White House spokesman Scott McClellan said in a press briefing that Cooney’s editing was part of a broad review by 15 federal agencies, including policy people like Cooney as well as scientists. “Everybody who is involved in these issues should have input in these reports, and that’s all this is,” he says.

Climate change has been controversial for the Bush administration since 2001, when it withdrew support for the
Kyoto Protocol, a global pact to curb greenhouse-gas emissions. The administration questioned the cost and scientific merit of planned constraints.

“Scientists are best equipped to inform the public about climate science, not White House lawyers,” says Naomi Oreskes of the University of California, San Diego. “People have a right to know the truth about climate science and the scientific consensus on the seriousness of this problem,” she says.

TVNewser Rounds Up Cable News Coverage of the Downing Street Memo

Maybe If We All Hold Our Breath, the Media Will Cover the Downing Street Memo:

Is the media finally waking up to the Downing Street Memo? A few odds and ends:

> Rep. John Conyers on HuffPost: “This is a stunning account of the way our media has slid backwards from the days of Woodward and Bernstein.”

> MSNBC’s Countdown hasn’t ignored it. “If you have missed it, and many have, it was a set of leaked notes from a British cabinet meeting in July 2002 indicating the U.S. was already trying to make the crime fit the punishment, already finding excuses, it said, to go to the war in Iraq,” Keith Olbermann said on Tuesday.

> “I’m still not quite sure why CNN has been so slow to cover it; the least we could do is cover the growing outrage on the Internet,” a CNN employee e-mails. “I’m sure this issue is NOT going to go away.

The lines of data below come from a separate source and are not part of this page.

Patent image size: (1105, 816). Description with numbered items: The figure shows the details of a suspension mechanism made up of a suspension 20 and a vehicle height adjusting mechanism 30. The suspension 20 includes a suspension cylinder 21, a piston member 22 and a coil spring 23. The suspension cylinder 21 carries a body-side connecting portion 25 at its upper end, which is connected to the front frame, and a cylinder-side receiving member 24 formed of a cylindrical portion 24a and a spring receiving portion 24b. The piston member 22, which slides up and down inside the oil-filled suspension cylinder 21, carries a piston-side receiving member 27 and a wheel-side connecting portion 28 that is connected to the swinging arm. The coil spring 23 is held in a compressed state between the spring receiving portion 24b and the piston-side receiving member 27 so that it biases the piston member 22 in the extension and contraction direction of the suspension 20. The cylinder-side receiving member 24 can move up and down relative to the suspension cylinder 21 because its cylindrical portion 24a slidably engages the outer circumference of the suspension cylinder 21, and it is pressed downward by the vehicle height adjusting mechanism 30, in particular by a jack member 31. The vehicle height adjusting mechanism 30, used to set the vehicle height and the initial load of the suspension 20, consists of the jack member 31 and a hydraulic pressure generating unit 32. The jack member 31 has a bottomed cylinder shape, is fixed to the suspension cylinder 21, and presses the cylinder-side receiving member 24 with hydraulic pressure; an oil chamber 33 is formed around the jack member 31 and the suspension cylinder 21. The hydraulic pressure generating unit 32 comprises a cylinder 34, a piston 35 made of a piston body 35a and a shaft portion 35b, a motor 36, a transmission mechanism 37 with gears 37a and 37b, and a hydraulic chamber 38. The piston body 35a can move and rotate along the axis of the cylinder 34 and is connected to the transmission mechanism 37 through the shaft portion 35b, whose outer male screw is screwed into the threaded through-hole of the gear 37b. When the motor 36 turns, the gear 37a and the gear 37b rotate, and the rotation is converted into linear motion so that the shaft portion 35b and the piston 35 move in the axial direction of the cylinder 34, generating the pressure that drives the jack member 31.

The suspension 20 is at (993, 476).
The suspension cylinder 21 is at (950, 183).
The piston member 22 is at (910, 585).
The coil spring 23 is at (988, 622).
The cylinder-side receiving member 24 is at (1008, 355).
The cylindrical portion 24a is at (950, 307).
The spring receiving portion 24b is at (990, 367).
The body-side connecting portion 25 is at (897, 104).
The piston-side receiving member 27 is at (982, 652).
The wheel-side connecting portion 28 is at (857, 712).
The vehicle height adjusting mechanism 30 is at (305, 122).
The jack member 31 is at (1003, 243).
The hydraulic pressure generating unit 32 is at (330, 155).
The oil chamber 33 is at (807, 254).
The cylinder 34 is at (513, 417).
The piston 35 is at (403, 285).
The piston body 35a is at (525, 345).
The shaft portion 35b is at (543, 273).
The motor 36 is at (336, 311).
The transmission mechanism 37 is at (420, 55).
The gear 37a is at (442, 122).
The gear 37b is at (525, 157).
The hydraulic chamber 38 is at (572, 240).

And we shouldn’t allow Bush’s allegation that the memo was just a dirty trick leaked 4 days before the British election to go unchallenged…that doesn’t detract from the fact that the memo was authentic…”

> On Monday MSNBC’s Connected tackled the memo as an blogger story. CNN used a similar tactic on Wednesday’s Inside Politics.

> Democrats.com offers “a close reading of FoxSpeak.”

Still – I wouldn’t hold my breath for any in-depth coverage.